Cogstate uses their electronic form of the “Frontal Assessment Battery.” I will update this with a peer reviewed meta analysis comparing it to other tests of cognition that I found quite helpful when my conviction was tested about a year ago.

The frontal assessment battery will be sensitive to lots of things but not specific. I won’t know why my patient has poor cognition, but it will tell me I need to investigate. That’s the same for high or low blood pressure, a high heart rate, fever, or any other clinical sign.

I found myself wishing I could use it for a patient just yesterday who is at risk of cognitive decline. The other tools I have are imprecise and we didn’t have enough time so the juice just wasn’t with the squeeze to do something else. If I did do a paper and pen test and somebody went looking for it later, and it wasn’t lost, it would be too hard for them to find in the file anyway so even though I did the work, there would effectively be no record. But if I could have sent him an app to do in his own time that would have been accessible and not hard to find for somebody else, I would have done it.

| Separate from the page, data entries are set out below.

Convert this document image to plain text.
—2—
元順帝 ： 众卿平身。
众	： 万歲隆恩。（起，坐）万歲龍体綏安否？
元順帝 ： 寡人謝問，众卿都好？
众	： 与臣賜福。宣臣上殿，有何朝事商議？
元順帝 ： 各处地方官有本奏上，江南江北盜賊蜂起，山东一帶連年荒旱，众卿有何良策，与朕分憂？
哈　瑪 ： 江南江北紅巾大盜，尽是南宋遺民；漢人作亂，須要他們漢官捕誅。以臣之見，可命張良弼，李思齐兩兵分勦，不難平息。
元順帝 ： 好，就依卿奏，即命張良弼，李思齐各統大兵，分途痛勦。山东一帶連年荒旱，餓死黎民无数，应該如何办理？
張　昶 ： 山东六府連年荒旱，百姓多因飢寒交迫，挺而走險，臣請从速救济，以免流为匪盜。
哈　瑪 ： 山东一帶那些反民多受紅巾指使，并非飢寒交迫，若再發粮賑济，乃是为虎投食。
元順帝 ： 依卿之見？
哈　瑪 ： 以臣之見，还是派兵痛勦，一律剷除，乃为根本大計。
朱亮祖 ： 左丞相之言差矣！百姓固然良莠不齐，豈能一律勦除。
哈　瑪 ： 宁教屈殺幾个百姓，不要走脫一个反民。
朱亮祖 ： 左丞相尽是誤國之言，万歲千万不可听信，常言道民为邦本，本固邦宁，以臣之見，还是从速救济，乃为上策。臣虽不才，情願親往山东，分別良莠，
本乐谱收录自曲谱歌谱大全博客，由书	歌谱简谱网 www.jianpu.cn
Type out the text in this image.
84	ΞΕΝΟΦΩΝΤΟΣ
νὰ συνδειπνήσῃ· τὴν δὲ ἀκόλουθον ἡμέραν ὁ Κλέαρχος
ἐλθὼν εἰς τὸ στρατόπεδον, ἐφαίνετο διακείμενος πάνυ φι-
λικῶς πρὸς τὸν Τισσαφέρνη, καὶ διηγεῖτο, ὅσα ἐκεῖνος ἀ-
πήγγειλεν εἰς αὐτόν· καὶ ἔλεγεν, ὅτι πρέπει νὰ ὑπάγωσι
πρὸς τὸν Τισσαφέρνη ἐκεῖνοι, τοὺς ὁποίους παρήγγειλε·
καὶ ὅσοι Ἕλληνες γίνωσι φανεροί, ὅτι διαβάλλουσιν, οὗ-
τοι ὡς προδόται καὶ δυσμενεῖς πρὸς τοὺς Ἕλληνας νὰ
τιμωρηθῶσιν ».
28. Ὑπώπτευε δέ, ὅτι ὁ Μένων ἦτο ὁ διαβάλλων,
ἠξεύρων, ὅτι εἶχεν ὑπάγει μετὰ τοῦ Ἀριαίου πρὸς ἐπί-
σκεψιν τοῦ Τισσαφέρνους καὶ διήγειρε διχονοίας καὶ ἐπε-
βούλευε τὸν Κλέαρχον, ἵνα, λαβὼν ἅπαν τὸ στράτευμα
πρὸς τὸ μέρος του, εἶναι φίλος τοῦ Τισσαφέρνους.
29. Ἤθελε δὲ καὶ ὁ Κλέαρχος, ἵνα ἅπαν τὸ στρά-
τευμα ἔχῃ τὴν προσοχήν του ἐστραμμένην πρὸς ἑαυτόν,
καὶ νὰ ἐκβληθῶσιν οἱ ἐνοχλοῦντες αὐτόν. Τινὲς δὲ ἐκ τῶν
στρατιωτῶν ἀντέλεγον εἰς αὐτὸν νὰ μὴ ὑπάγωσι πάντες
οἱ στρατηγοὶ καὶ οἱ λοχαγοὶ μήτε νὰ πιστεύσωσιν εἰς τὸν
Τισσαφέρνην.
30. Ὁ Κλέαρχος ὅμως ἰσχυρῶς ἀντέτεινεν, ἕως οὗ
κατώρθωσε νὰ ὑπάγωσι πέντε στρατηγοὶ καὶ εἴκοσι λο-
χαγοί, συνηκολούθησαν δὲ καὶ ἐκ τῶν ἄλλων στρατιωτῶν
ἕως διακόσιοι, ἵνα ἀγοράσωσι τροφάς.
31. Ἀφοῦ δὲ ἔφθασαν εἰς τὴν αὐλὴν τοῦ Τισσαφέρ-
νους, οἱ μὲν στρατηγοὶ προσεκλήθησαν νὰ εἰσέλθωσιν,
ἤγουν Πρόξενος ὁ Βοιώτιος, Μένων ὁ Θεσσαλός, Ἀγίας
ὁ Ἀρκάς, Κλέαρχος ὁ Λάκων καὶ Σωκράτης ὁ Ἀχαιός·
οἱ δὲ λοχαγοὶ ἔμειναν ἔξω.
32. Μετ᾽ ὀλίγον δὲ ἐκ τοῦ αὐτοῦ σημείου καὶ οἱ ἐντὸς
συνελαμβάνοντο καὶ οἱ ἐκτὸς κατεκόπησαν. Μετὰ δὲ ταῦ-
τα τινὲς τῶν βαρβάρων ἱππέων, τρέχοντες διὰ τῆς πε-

(For clarity I am working in a Victorian public psychiatry clinic. You can bet your average GP has better records, but even less time.)

Delirium is a clinical diagnosis so a cognitive test would not be necessary - if a patient has the attention span for a cognitive test they are probably not delirious. Somebody with normal pressure hydrocephalus would probably have worsened cognition, Cogstate’s test wouldn’t tell you it’s that, but a neurologist worth their salt would look for the rest of the clinical syndrome and a non-neurologist would at least refer.